Khan lamented that instead of investigating Gill’s complaint, the court extended his police custody. Officials at the University of Illinois expressed concern about Gill’s poor health.
“Shahbaz Gill is a U.S. permanent resident who has been a member of our faculty for more than a decade. … We care deeply about his health and well-being, and we abhor violence and abuse of any kind,” the university said in a statement posted online. “We call on the government of Pakistan and the international community to ensure that Dr. Gill be treated in accordance with international human rights law.”
Pakistani officials have rejected allegations of torture against Khan’s detained aide.
“I can confirm with full responsibility as the interior minister that no torture was inflicted on Gill while in police custody,” Interior Minister Rana Sanaullah said.
Pakistan introduced anti-terrorism laws in the 1990s to deter sectarian and religiously motivated extremist violence in the country. But successive governments have used the legislation in cases against political opponents and critics to deter dissent.
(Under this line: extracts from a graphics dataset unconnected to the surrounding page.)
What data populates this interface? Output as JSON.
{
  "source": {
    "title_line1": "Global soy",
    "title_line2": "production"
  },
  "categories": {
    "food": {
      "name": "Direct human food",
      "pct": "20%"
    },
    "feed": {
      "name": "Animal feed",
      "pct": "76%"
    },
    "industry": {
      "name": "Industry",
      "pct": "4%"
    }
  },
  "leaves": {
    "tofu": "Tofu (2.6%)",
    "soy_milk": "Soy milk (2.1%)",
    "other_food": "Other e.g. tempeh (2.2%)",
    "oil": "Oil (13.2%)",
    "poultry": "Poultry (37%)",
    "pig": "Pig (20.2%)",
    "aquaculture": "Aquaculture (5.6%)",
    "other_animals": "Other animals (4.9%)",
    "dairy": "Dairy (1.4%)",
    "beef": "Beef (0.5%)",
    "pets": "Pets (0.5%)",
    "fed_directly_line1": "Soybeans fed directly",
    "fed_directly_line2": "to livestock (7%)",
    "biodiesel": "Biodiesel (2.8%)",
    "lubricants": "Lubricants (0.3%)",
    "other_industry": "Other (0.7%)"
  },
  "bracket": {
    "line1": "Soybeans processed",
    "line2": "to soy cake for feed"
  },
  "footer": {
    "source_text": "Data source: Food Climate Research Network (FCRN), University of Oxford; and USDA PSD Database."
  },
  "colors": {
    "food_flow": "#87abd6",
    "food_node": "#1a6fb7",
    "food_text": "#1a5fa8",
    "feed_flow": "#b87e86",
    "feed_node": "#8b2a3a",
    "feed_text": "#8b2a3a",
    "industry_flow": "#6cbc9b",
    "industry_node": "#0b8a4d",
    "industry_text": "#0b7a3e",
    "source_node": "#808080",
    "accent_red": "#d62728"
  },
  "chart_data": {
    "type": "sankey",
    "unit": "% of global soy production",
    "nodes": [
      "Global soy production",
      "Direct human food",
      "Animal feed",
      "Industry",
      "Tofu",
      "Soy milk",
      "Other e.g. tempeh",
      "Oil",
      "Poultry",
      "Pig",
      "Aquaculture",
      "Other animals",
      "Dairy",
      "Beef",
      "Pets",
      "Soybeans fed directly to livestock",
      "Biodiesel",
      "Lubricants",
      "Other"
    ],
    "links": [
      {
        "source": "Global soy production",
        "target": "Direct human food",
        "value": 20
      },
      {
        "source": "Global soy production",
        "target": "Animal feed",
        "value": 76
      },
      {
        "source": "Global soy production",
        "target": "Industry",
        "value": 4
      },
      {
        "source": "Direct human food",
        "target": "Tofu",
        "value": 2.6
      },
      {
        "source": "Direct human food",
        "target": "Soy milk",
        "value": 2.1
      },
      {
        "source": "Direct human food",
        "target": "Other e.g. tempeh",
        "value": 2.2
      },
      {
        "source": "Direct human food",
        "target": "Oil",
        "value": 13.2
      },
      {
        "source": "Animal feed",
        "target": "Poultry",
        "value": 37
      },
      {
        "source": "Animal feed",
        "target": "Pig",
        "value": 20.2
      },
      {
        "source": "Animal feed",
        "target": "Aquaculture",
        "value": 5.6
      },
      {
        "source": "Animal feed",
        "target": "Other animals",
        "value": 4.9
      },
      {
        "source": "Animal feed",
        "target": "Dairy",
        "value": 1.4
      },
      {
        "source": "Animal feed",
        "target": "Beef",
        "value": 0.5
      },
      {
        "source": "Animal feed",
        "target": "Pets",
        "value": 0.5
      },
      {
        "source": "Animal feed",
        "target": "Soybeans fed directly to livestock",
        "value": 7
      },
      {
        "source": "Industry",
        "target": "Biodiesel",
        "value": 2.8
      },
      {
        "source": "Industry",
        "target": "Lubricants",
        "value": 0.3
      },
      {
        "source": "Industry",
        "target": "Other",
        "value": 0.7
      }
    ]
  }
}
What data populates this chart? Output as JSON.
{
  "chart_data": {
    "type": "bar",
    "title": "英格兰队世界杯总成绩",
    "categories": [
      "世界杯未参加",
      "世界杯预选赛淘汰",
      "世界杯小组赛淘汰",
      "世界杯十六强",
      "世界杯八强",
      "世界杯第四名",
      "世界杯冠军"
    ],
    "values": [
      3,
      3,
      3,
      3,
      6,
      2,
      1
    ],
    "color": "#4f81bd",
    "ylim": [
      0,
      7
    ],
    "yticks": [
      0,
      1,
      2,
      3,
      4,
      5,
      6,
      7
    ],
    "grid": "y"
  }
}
The Sharif government has also filed terrorism charges against several journalists for reporting in favor of Khan, briefly detaining some of them and forcing a couple of popular political talk show hosts to flee Pakistan.
On Sunday, Khan addressed a rally in the garrison city of Rawalpindi, adjacent to Islamabad, but internet providers and cable operators blocked his speech. Global internet monitoring organization NetBlocks confirmed that YouTube service in Pakistan was also disrupted as livestreams of the speech began to appear on the platform.
Khan demands that Sharif, who led the no-confidence vote against him, step down and dismiss the new government as an illegal entity. The deposed Pakistani leader continues to allege that his ouster stemmed from a conspiracy plotted by the United States, charges that Washington rejects.
Khan’s PTI swept last month’s by-elections in Punjab, the country’s most populous province, and it also won a key by-election in the largest city, Karachi, on Sunday, underscoring his resurgent popularity.
The deteriorating political turmoil in Pakistan could undermine efforts by the Sharif administration to address critical economic challenges and secure a much-awaited $1.2 billion installment from the International Monetary Fund, which is due to consider the loan at a board meeting later this month.